The Viceroy, Amat, now defunct.
Her mother, now defunct.
Then her husband, also defunct.
But the brother Felix — dear faithful Felix — remained.
Then — it seemed to have happened all at once — the time came when she was too old to act.
Nothing was now the same, but Felix, and the coach-and-four which she had given to the Parish, still passing on its way to the dying.
This new century seemed to move more quickly than the one in which she’d been born, for as the time shortens it appears unaccountably to speed up. It was hard to believe that Manuel had settled down to a proper marriage and that she had a grand-daughter, grown already to womanhood. Then before Micaela knew where the time had gone she was sending for a notary to draw up her Will:
“In the name of all powerful God, I, doña Micaela Villegas … believing in the mystery of the Holy Trinity … trusting in our Holy Mother, the Apostolic Church, in whose faith I have lived …. Begging the intercession of the most serene Queen of the Angels, Marla, Holy Mother of God, and the intercession of all the Saints of Heaven…
“And because to die is natural, and it must not find me unprepared, I commend my body to the earth and my soul to the most precious Blood, Passion and Death of our Redeemer …. And when I am dead I would be dressed in the habit of the San Franciscans, and have my funeral held in the Church of the Recolecion … but with no more than four candles, for I would give the cost of pomp to the poor ….
“I bequeath to my brother Jose Felix Villegas, for the great love and affection with which he has served me, eight hundred dollars, and a room in my house for the rest of his days ….
“Of what remains, two thirds goes to my son, Manuel de Amat, and a third to his legitimate daughter, doña Tomasa …. With my blessing and the benediction of God ….”
And now all was ready.
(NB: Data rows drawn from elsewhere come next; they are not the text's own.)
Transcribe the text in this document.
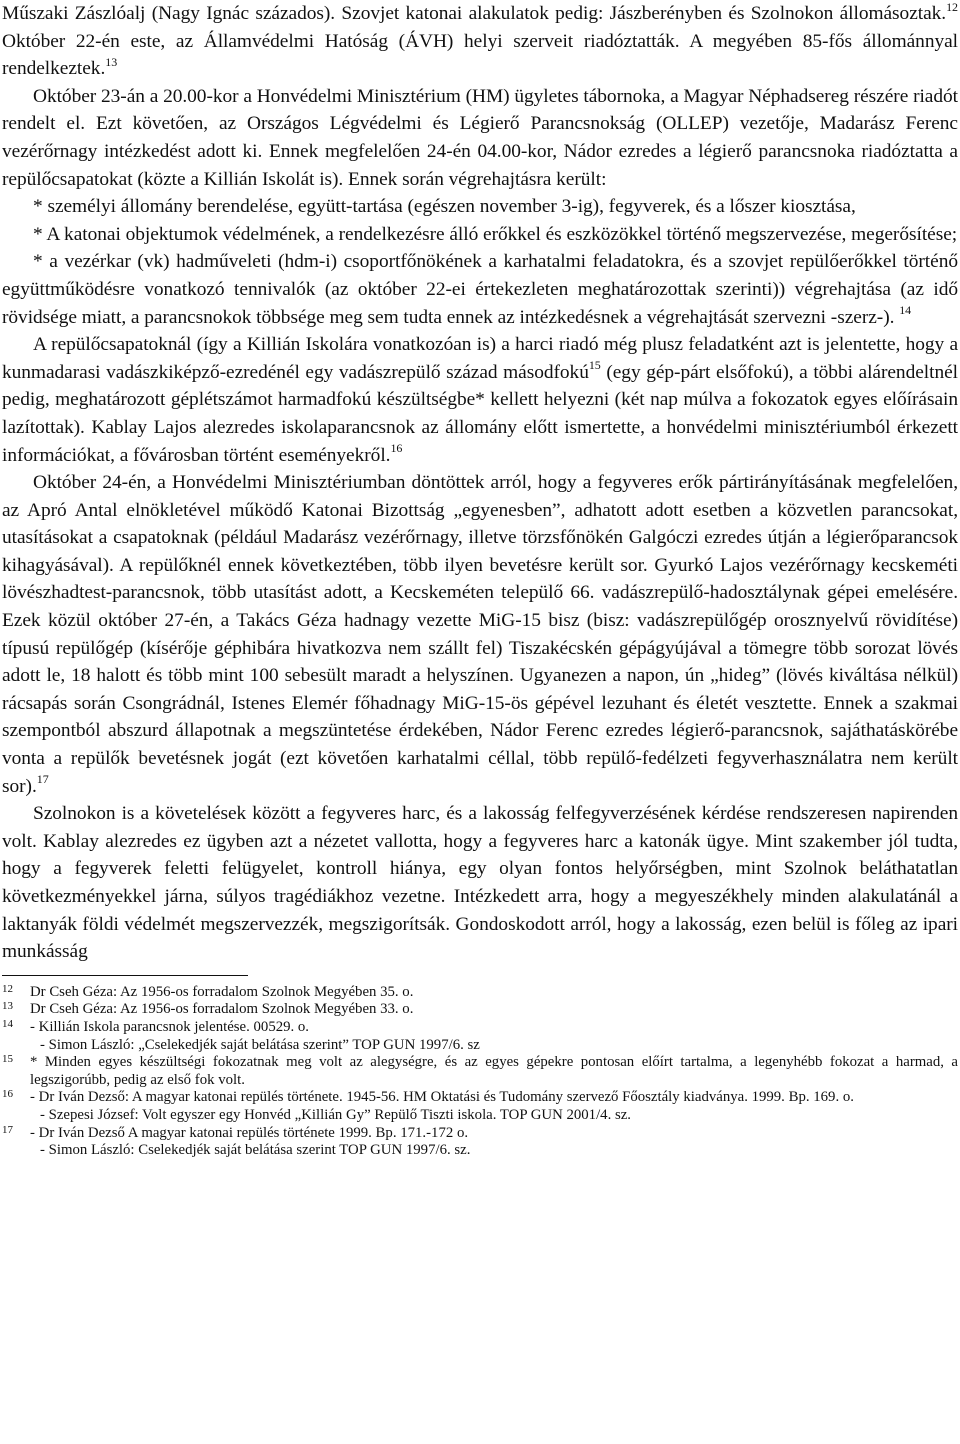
Műszaki Zászlóalj (Nagy Ignác százados). Szovjet katonai alakulatok pedig: Jászberényben és Szolnokon állomásoztak.$^{12}$ Október 22-én este, az Államvédelmi Hatóság (ÁVH) helyi szerveit riadóztatták. A megyében 85-fős állománnyal rendelkeztek.$^{13}$

Október 23-án a 20.00-kor a Honvédelmi Minisztérium (HM) ügyletes tábornoka, a Magyar Néphadsereg részére riadót rendelt el. Ezt követően, az Országos Légvédelmi és Légierő Parancsnokság (OLLEP) vezetője, Madarász Ferenc vezérőrnagy intézkedést adott ki. Ennek megfelelően 24-én 04.00-kor, Nádor ezredes a légierő parancsnoka riadóztatta a repülőcsapatokat (közte a Killián Iskolát is). Ennek során végrehajtásra került:

* személyi állomány berendelése, együtt-tartása (egészen november 3-ig), fegyverek, és a lőszer kiosztása,

* A katonai objektumok védelmének, a rendelkezésre álló erőkkel és eszközökkel történő megszervezése, megerősítése;

* a vezérkar (vk) hadműveleti (hdm-i) csoportfőnökének a karhatalmi feladatokra, és a szovjet repülőerőkkel történő együttműködésre vonatkozó tennivalók (az október 22-ei értekezleten meghatározottak szerinti)) végrehajtása (az idő rövidsége miatt, a parancsnokok többsége meg sem tudta ennek az intézkedésnek a végrehajtását szervezni -szerz-). $^{14}$

A repülőcsapatoknál (így a Killián Iskolára vonatkozóan is) a harci riadó még plusz feladatként azt is jelentette, hogy a kunmadarasi vadászkiképző-ezredénél egy vadászrepülő század másodfokú$^{15}$ (egy gép-párt elsőfokú), a többi alárendeltnél pedig, meghatározott géplétszámot harmadfokú készültségbe* kellett helyezni (két nap múlva a fokozatok egyes előírásain lazítottak). Kablay Lajos alezredes iskolaparancsnok az állomány előtt ismertette, a honvédelmi minisztériumból érkezett információkat, a fővárosban történt eseményekről.$^{16}$

Október 24-én, a Honvédelmi Minisztériumban döntöttek arról, hogy a fegyveres erők pártirányításának megfelelően, az Apró Antal elnökletével működő Katonai Bizottság „egyenesben”, adhatott adott esetben a közvetlen parancsokat, utasításokat a csapatoknak (például Madarász vezérőrnagy, illetve törzsfőnökén Galgóczi ezredes útján a légierőparancsok kihagyásával). A repülőknél ennek következtében, több ilyen bevetésre került sor. Gyurkó Lajos vezérőrnagy kecskeméti lövészhadtest-parancsnok, több utasítást adott, a Kecskeméten települő 66. vadászrepülő-hadosztálynak gépei emelésére. Ezek közül október 27-én, a Takács Géza hadnagy vezette MiG-15 bisz (bisz: vadászrepülőgép orosznyelvű rövidítése) típusú repülőgép (kísérője géphibára hivatkozva nem szállt fel) Tiszakécskén gépágyújával a tömegre több sorozat lövés adott le, 18 halott és több mint 100 sebesült maradt a helyszínen. Ugyanezen a napon, ún „hideg” (lövés kiváltása nélkül) rácsapás során Csongrádnál, Istenes Elemér főhadnagy MiG-15-ös gépével lezuhant és életét vesztette. Ennek a szakmai szempontból abszurd állapotnak a megszüntetése érdekében, Nádor Ferenc ezredes légierő-parancsnok, sajáthatáskörébe vonta a repülők bevetésnek jogát (ezt követően karhatalmi céllal, több repülő-fedélzeti fegyverhasználatra nem került sor).$^{17}$

Szolnokon is a követelések között a fegyveres harc, és a lakosság felfegyverzésének kérdése rendszeresen napirenden volt. Kablay alezredes ez ügyben azt a nézetet vallotta, hogy a fegyveres harc a katonák ügye. Mint szakember jól tudta, hogy a fegyverek feletti felügyelet, kontroll hiánya, egy olyan fontos helyőrségben, mint Szolnok beláthatatlan következményekkel járna, súlyos tragédiákhoz vezetne. Intézkedett arra, hogy a megyeszékhely minden alakulatánál a laktanyák földi védelmét megszervezzék, megszigorítsák. Gondoskodott arról, hogy a lakosság, ezen belül is főleg az ipari munkásság

12 Dr Cseh Géza: Az 1956-os forradalom Szolnok Megyében 35. o.
13 Dr Cseh Géza: Az 1956-os forradalom Szolnok Megyében 33. o.
14 - Killián Iskola parancsnok jelentése. 00529. o.
- Simon László: „Cselekedjék saját belátása szerint” TOP GUN 1997/6. sz
15 * Minden egyes készültségi fokozatnak meg volt az alegységre, és az egyes gépekre pontosan előírt tartalma, a legenyhébb fokozat a harmad, a legszigorúbb, pedig az első fok volt.
16 - Dr Iván Dezső: A magyar katonai repülés története. 1945-56. HM Oktatási és Tudomány szervező Főosztály kiadványa. 1999. Bp. 169. o.
- Szepesi József: Volt egyszer egy Honvéd „Killián Gy” Repülő Tiszti iskola. TOP GUN 2001/4. sz.
17 - Dr Iván Dezső A magyar katonai repülés története 1999. Bp. 171.-172 o.
- Simon László: Cselekedjék saját belátása szerint TOP GUN 1997/6. sz.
But there remained yet three months in which life might slowly ebb away:
“Felix, do you remember?…”
“Miquita,I was thinking of the time that —”
Outside, the street cries told off the hours:
The tea-woman-teas for every ill but that final inevitable death, hourly creeping nearer. The flower-man:
“A garden! A garden! Muchacha, don’t you smell it?”
Ice cream and wafers rolled thin.
Those who went begging alms for the souls in Purgatory.
Night now, and because of Viceroy Amat, lanterns burning before every door and at the street-corners; Amat the first to give Lima light throughout the night ….
“Felix, do you remember?” …
Then the trotting feet of mules, the rattle of the coach. The Sacrament coming in a coach-and-four ….
Why did it rattle like that? …. The coach, too, was getting old. Yes, of course, the coach was old …
Three years later Captain Basil Hall of His British Majesty’s ship, Conway, chanced to be in Lima and saw a “great lumbering old-fashioned coach drive up to the entrance of the Cathedral where it received the priest charged with the Host, and then moved slowly away to the house of some dying person.”
And in answer to his questions he was told that the coach had belonged to a certain Perricholi, a famous actress now dead. It was she who had given the coach to the Parish … Oh, it was a long time ago that she’d given it.